Plus précisément, l’identification partisane semble isolément avoir un effet : l’identification d’un répondant à un parti le pousse à formuler une prédiction plus optimiste qui se manifeste de deux façons, soit par une surestimation des chances de victoire de son parti préféré ou par une sous-estimation des chances de ses adversaires.

Cette différence entre la prédiction des partisans et des autres répondants s’amenuise toutefois avec une plus forte sophistication politique. Même si la vigueur de cette interaction entre ces deux facteurs ne s’observe pas dans tous les cas, elle suggère que l’hypothèse nulle devrait être rejetée et qu’une plus grande sophistication politique tend à ramener la prédiction plus près du véritable résultat de la course. Cet effet est plus aisément observable pour les partis qui ont obtenu les moins bons résultats, notamment parce que la surestimation était plus considérable. C’est aussi le cas pour les élections de 2008 et de 2011, ce qui peut être dû au caractère particulier de ces campagnes ou par la formulation de la prédiction dans le cadre de l’ÉÉC.

D’un point de vue « externe », l’information disponible au répondant est de deux natures : les sondages publiés au cours de la campagne (pour la course nationale) et l’issue de la dernière course locale. L’effet des sondages semble être de favoriser le parti qui mène dans le sondage le plus récent, ce qui est accentué par un plus grand intérêt du répondant pour la politique. Cependant, cette hypothèse n’est vérifiable que lorsque le résultat des sondages (le parti qui mène ou les intentions de vote exprimées) change au cours d’une campagne, ce qui nécessite pour l’électeur assez d’intérêt pour se tenir au courant des dernières tendances.
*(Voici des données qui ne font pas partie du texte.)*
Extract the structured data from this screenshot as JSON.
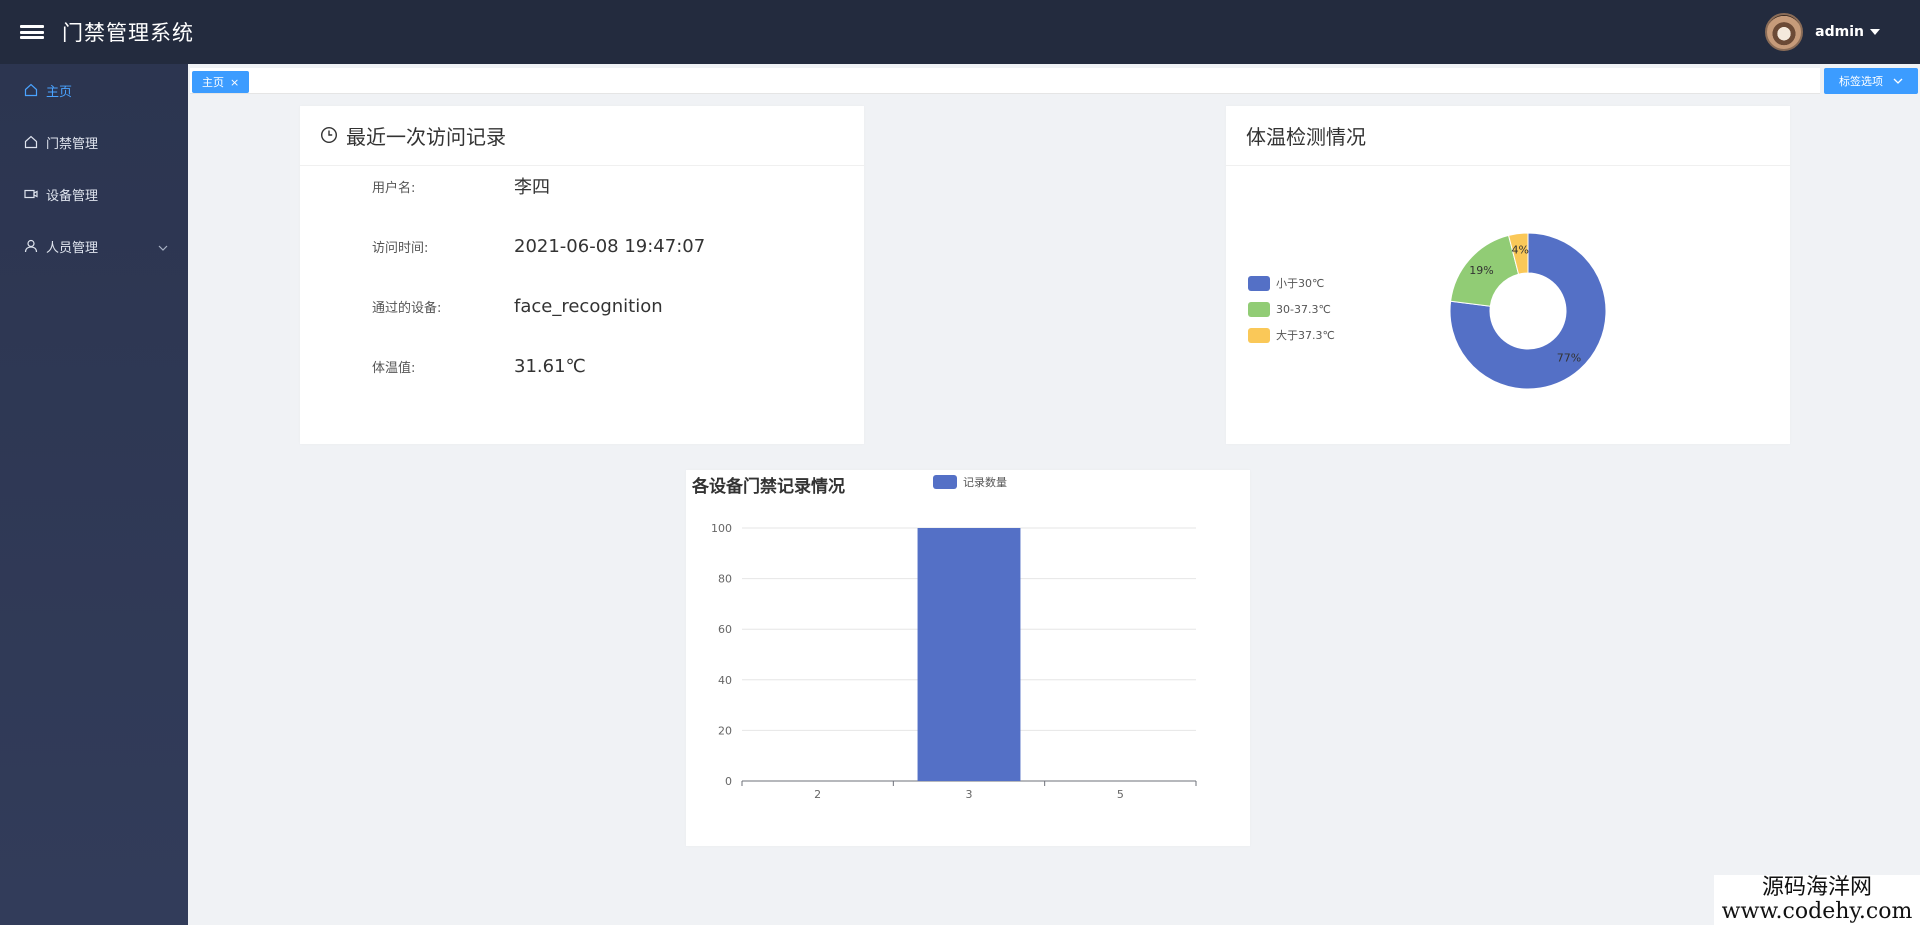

Les campagnes de 2008 et de 2011, marquées par une avance continue du Parti conservateur, ne nous permettent donc pas de tirer des conclusions très probantes à ce sujet.

L’interaction la plus notable est celle entre le vainqueur local de la dernière élection et l’intérêt d’un répondant pour la politique. En effet, l’intérêt d’un répondant n’influence la prédiction à la hausse que si le parti en question a remporté la dernière élection locale. Même s’il s’agit d’une information extrêmement rudimentaire, elle permet de supporter un lien entre un certain intérêt (si minime soit-il) et l’assimilation de l’information disponible au sujet du paysage électoral.